Being pushed out of her comfort zone was one of the many benefits of participating in co-op. Flaman says many students are concerned about finding a job after graduation. With co-op education you can make connections with people in the real world, get real-world experience and build self-confidence to help land a future job.

“I noticed a big difference coming back to the classroom after completing both of my co-op terms. I had a better understanding of the material being taught,” says Flaman. “Thanks to co-op, I now have a personal connection to the material. It’s easier to remember what we are learning in the classroom.”

Another benefit of co-op is learning how to solve problems. “In the field we have to adapt and think on the spot. You never know what will come up and have to be innovative to fix the problem. The guidance and mentorship from the Environment Canada technologists were very helpful in these situations.”

Flaman will graduate in April 2022. “I really enjoyed working for Environment Canada and would love to go back and work for them again. But if that doesn’t work out, I’m confident in my skills and training to find another job.”

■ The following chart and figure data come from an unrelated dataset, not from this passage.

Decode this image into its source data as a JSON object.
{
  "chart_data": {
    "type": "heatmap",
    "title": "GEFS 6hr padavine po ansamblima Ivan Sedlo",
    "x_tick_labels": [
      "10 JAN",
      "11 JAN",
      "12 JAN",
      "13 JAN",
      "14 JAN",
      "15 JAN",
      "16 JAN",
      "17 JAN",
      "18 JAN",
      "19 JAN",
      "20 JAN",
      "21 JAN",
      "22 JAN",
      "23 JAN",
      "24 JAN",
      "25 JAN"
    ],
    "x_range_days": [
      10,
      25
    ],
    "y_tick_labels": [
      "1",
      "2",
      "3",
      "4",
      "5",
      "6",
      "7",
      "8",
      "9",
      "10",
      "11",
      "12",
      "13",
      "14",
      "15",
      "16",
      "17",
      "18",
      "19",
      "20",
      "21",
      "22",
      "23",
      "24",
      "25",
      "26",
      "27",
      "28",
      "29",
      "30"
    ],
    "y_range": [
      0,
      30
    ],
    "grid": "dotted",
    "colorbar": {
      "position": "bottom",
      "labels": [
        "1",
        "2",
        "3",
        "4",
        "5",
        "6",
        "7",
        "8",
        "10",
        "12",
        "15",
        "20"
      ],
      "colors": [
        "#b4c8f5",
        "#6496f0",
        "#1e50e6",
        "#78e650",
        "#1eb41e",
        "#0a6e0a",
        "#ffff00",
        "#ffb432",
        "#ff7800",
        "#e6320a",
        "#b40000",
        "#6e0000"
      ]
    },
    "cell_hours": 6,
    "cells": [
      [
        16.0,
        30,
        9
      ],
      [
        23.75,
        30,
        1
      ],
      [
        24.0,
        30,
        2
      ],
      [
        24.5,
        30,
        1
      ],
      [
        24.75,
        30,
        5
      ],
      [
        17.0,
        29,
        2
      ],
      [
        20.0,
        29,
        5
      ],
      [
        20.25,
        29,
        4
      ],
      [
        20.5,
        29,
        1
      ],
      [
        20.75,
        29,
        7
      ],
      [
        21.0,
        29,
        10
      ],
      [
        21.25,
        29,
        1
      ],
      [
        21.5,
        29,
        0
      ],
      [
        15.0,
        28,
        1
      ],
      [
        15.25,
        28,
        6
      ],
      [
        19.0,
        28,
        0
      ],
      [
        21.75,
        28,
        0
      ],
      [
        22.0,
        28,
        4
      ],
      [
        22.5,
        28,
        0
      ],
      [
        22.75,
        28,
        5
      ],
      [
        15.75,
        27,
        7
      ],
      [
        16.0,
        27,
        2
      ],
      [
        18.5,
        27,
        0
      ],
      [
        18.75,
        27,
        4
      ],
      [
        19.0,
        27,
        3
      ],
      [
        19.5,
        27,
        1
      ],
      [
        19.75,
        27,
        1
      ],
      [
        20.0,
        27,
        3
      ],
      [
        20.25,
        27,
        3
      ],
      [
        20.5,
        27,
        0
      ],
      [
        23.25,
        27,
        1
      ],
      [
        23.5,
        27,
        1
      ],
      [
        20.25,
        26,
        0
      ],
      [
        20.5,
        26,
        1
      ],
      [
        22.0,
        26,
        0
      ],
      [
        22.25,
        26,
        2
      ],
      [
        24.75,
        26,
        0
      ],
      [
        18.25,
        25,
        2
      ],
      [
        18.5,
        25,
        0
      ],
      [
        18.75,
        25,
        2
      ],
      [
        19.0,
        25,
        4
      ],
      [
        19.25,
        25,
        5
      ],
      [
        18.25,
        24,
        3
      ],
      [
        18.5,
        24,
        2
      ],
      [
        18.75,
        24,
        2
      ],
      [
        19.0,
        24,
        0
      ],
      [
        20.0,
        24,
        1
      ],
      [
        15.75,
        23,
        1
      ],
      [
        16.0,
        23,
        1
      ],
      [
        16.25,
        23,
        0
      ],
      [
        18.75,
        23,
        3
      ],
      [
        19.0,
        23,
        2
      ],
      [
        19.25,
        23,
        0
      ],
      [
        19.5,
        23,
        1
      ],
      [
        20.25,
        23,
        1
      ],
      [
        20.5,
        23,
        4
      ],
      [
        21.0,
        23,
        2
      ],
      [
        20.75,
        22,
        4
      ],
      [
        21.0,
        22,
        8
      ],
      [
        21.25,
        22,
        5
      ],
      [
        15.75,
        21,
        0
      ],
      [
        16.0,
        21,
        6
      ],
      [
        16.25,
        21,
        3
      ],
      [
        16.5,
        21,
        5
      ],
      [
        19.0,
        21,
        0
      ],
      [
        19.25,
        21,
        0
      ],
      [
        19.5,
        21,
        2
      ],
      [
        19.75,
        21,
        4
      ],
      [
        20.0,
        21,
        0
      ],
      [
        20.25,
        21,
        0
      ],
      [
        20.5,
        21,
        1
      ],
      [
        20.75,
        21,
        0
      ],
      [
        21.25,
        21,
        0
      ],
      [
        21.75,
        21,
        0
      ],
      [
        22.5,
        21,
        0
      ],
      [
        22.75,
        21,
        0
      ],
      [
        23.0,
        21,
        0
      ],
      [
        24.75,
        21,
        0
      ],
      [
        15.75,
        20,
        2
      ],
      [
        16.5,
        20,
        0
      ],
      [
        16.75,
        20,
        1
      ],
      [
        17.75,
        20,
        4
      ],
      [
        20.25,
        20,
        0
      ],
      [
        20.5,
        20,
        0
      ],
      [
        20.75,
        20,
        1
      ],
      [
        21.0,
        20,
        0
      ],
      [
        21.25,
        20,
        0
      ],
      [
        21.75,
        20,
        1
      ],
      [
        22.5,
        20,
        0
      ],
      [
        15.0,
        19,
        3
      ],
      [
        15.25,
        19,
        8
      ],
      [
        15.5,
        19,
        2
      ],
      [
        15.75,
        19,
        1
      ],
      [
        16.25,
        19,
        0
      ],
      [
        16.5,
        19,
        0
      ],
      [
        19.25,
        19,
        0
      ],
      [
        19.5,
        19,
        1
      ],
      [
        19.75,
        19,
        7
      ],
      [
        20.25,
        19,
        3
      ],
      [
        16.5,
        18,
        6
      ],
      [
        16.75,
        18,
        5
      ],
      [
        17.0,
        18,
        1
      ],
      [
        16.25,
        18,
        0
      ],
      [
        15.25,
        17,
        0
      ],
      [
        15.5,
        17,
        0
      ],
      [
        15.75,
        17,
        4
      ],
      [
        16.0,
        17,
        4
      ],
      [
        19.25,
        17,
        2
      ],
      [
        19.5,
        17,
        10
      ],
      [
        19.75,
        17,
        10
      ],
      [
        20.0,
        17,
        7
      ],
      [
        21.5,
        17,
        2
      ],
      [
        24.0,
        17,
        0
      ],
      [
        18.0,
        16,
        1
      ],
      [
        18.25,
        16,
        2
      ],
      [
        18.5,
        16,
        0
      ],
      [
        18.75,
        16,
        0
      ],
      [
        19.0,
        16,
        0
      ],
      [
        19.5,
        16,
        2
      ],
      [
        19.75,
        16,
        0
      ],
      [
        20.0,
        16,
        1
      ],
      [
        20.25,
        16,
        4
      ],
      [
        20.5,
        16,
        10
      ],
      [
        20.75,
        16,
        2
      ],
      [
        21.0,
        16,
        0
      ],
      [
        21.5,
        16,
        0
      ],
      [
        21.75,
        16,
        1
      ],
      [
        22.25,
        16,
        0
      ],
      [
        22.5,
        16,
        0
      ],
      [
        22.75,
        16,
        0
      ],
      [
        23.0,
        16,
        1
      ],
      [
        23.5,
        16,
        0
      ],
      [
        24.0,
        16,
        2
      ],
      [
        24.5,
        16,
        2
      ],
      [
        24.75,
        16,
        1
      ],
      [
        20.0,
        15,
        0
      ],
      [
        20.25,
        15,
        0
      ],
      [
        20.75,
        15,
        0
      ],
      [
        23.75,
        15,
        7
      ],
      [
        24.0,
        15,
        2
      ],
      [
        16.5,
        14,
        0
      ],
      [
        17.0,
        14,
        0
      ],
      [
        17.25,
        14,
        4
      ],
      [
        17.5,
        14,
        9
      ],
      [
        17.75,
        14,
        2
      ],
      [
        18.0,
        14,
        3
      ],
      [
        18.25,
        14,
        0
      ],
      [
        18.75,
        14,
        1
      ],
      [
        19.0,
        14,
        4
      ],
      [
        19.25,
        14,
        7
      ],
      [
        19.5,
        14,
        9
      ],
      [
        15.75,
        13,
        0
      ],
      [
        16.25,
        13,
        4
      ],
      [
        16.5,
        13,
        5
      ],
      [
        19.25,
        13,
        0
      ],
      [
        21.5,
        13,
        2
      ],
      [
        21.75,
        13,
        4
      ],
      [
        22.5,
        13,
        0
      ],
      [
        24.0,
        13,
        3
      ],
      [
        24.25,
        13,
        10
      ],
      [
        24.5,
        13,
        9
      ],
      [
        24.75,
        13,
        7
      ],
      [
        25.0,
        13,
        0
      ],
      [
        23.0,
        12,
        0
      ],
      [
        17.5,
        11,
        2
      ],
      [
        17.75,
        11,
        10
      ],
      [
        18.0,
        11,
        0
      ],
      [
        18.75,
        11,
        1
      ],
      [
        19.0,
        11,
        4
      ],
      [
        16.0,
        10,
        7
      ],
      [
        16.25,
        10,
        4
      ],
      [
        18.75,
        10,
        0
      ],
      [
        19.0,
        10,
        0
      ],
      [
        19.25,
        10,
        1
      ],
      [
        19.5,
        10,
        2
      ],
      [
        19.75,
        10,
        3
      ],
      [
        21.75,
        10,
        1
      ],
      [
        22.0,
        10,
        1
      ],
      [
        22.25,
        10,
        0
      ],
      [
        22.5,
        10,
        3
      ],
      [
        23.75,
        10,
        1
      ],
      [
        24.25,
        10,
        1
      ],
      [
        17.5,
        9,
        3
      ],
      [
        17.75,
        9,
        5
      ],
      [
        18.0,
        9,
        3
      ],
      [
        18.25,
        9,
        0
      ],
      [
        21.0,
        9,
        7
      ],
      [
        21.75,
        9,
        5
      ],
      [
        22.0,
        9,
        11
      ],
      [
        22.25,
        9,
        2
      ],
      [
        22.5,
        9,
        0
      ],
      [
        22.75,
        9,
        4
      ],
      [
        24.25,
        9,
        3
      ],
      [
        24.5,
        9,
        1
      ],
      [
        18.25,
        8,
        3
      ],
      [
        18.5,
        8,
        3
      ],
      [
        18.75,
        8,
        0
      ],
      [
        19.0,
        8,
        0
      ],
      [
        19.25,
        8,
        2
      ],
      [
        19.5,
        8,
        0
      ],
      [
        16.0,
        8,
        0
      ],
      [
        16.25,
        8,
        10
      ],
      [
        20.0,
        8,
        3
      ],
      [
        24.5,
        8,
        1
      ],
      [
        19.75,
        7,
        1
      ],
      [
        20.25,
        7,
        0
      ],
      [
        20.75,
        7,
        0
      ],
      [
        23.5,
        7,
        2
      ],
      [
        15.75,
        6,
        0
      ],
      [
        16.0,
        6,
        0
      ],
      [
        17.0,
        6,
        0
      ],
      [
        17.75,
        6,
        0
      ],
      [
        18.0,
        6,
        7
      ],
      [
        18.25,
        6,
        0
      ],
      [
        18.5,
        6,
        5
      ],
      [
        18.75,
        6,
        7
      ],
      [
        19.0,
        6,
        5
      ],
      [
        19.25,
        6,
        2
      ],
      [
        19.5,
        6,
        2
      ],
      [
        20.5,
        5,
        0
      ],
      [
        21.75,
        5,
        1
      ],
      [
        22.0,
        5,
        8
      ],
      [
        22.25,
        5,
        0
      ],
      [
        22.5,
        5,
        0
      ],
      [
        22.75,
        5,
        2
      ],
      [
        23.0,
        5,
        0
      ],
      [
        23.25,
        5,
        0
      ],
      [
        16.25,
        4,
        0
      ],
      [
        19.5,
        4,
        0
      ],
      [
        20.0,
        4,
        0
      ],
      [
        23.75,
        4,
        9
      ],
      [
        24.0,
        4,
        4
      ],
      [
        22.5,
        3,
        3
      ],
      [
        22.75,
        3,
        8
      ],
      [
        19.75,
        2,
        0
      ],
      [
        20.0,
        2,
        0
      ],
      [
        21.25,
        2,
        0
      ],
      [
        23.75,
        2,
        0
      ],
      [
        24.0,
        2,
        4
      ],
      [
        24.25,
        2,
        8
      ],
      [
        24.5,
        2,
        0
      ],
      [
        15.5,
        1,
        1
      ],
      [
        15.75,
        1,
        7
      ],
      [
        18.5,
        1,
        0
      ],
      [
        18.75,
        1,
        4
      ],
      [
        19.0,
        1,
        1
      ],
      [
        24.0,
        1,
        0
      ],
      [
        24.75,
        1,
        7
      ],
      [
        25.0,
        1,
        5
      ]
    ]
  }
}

Flaman’s advice for getting through a tough but rewarding program is simple: “Be ambitious and eager to learn. Learn as much as you can. And sign up for co-op!”  

“These co-op positions provide valuable work experience to students considering a future career with the Water Survey Division (NHS) of Environment and Climate Change Canada,” says Stephanie Pow, Head of Operations – NHS Saskatchewan for Environment and Climate Change Canada. “The co-op students perform valuable work for the department including assisting in maintenance of stream gauging stations, collecting water level data, archival of reference material and much more. Students who have completed their co-op work terms are often hired as full-time employees.”

Sask Polytech is dedicated to providing students with quality experiential education that enables them to develop, apply, and validate the skills necessary to prepare them for work. Work-integrated learning experiences, such as co-ops, give students the opportunity to apply the practical skills they learned at Sask Polytech in a work environment and bring work-place skills back to the classroom.

Co-operative education is an important component in a variety of Sask Polytech programs. Allowing students to earn while they learn, co-op placements give students on-the-job training and the opportunity to develop important soft skills best learned in real workplaces, where interpersonal communication and developing a professional network are more than just assets—they’re essential.